When the Dallas Mavericks aren't meandering around Anthony Davis trade talks, they're focusing on the best way to construct an NBA championship contender around top pick Cooper Flagg. And those latter plans are the primary reason why the Mavs won't return any calls they receive on fourth-year guard Max Christie between now and the Feb. 5 trade deadline.
As NBA insider Marc Stein reported, Christie has emerged as a "prize member" of Dallas' post-Luka Doncic core. In fact, the Mavs' main focus for Christie during trade season is helping him get "an invite to the league's annual three-point contest at All-Star Weekend."
While there is surely a price point at which Dallas would have to consider a deal, it's almost certainly set so impossibly high that no one will ever offer it. Christie as, in other words, likely functionally untouchable—as he should be.
Max Christie is the Mavericks' clearest long-term fit with Cooper Flagg.
The Mavs probably have some curiosity—even if only a morbid one—about how Flagg might look alongside healthy versions of Davis and Kyrie Irving. They also surely have an understanding that Flagg should be their primary focus now, and his best basketball days are way ahead of him.
In other words, they'll have to prioritize his future over their present at some point, probably sooner than later. And as soon as that switch flips, they'll have to confront the fact that they're basically working with a blank-slate supporting cast around their prized prospect.
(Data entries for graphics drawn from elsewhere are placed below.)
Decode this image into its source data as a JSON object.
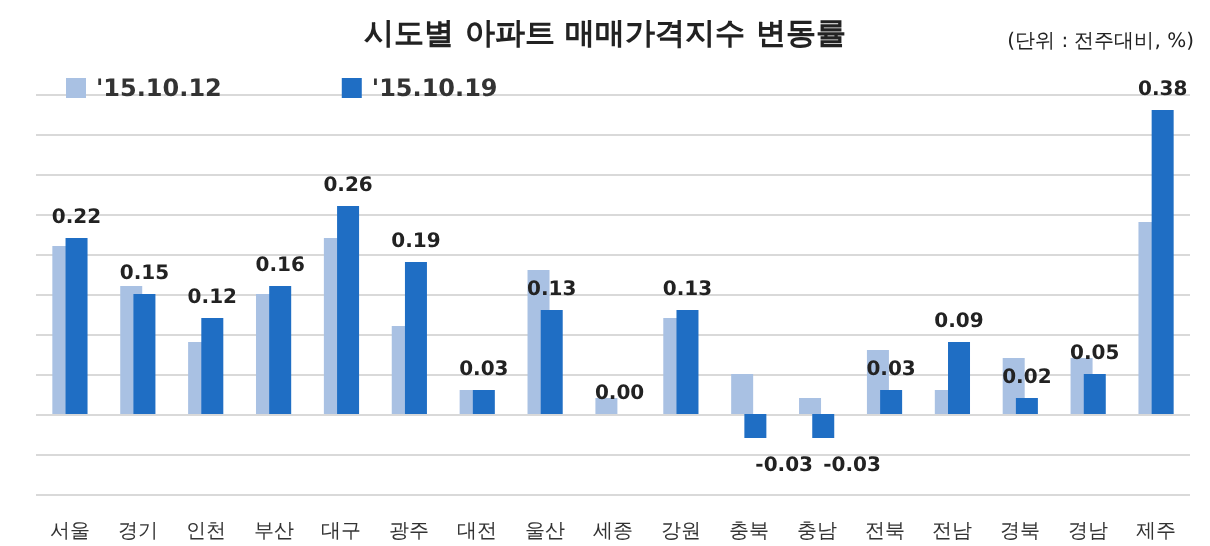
{
  "chart_data": {
    "type": "bar",
    "title": "시도별 아파트 매매가격지수 변동률",
    "annotations": [
      "(단위 : 전주대비, %)"
    ],
    "categories": [
      "서울",
      "경기",
      "인천",
      "부산",
      "대구",
      "광주",
      "대전",
      "울산",
      "세종",
      "강원",
      "충북",
      "충남",
      "전북",
      "전남",
      "경북",
      "경남",
      "제주"
    ],
    "series": [
      {
        "name": "'15.10.12",
        "color": "#a9c1e3",
        "values": [
          0.21,
          0.16,
          0.09,
          0.15,
          0.22,
          0.11,
          0.03,
          0.18,
          0.02,
          0.12,
          0.05,
          0.02,
          0.08,
          0.03,
          0.07,
          0.07,
          0.24
        ]
      },
      {
        "name": "'15.10.19",
        "color": "#1f6ec4",
        "values": [
          0.22,
          0.15,
          0.12,
          0.16,
          0.26,
          0.19,
          0.03,
          0.13,
          0.0,
          0.13,
          -0.03,
          -0.03,
          0.03,
          0.09,
          0.02,
          0.05,
          0.38
        ],
        "value_labels": [
          "0.22",
          "0.15",
          "0.12",
          "0.16",
          "0.26",
          "0.19",
          "0.03",
          "0.13",
          "0.00",
          "0.13",
          "-0.03",
          "-0.03",
          "0.03",
          "0.09",
          "0.02",
          "0.05",
          "0.38"
        ]
      }
    ],
    "ylim": [
      -0.1,
      0.4
    ],
    "yticks": [
      {
        "value": -0.1,
        "label": null
      },
      {
        "value": -0.05,
        "label": null
      },
      {
        "value": 0,
        "label": null
      },
      {
        "value": 0.05,
        "label": null
      },
      {
        "value": 0.1,
        "label": null
      },
      {
        "value": 0.15,
        "label": null
      },
      {
        "value": 0.2,
        "label": null
      },
      {
        "value": 0.25,
        "label": null
      },
      {
        "value": 0.3,
        "label": null
      },
      {
        "value": 0.35,
        "label": null
      },
      {
        "value": 0.4,
        "label": null
      }
    ],
    "grid": "y",
    "legend": "top left",
    "tick_labels": "x"
  }
}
That basically qualifier is important, though. Because they shouldn't be starting from scratch, and if they keep Christie off-limits—and figure out how to help Dereck Lively II better elude the injury bug—then they won't be.
Christie looks like a keeper in his own right, but that status becomes a no-brainer when considering his tailored fit with Flagg. When Dallas starts assembling its Flagg-focused puzzle, it'll prioritize defensive versatility and lights-out shooting. Christie already checks both boxes.
He's a perimeter pest with enough quickness to keep up with speedsters and enough length to bother bigger guards. On offense, he's a truly elite sharpshooter. Among the 88 players to hoist 200-plus long-range looks, only one player betters Christie's 45.5 percent splash rate.
He's an all-purpose marskman, too. He can feast on catch-and-shoot chances (a must for complementary shooters), but he's also comfortable creating his own pull-up shots, or zipping past closeouts to step into midrange shots or motor his way all to the basket. He can fill a support role, but he isn't lost when he ventures outside of it.
At 22 years old, he's also one of the few timeline fits with Flagg on this roster. The Mavericks probably haven't seen Christie's best yet, but they have seen enough to trust that he works well with their most important player. That knowledge should be more than enough to keep snoozing through all reasonable, rational trade calls for Christie.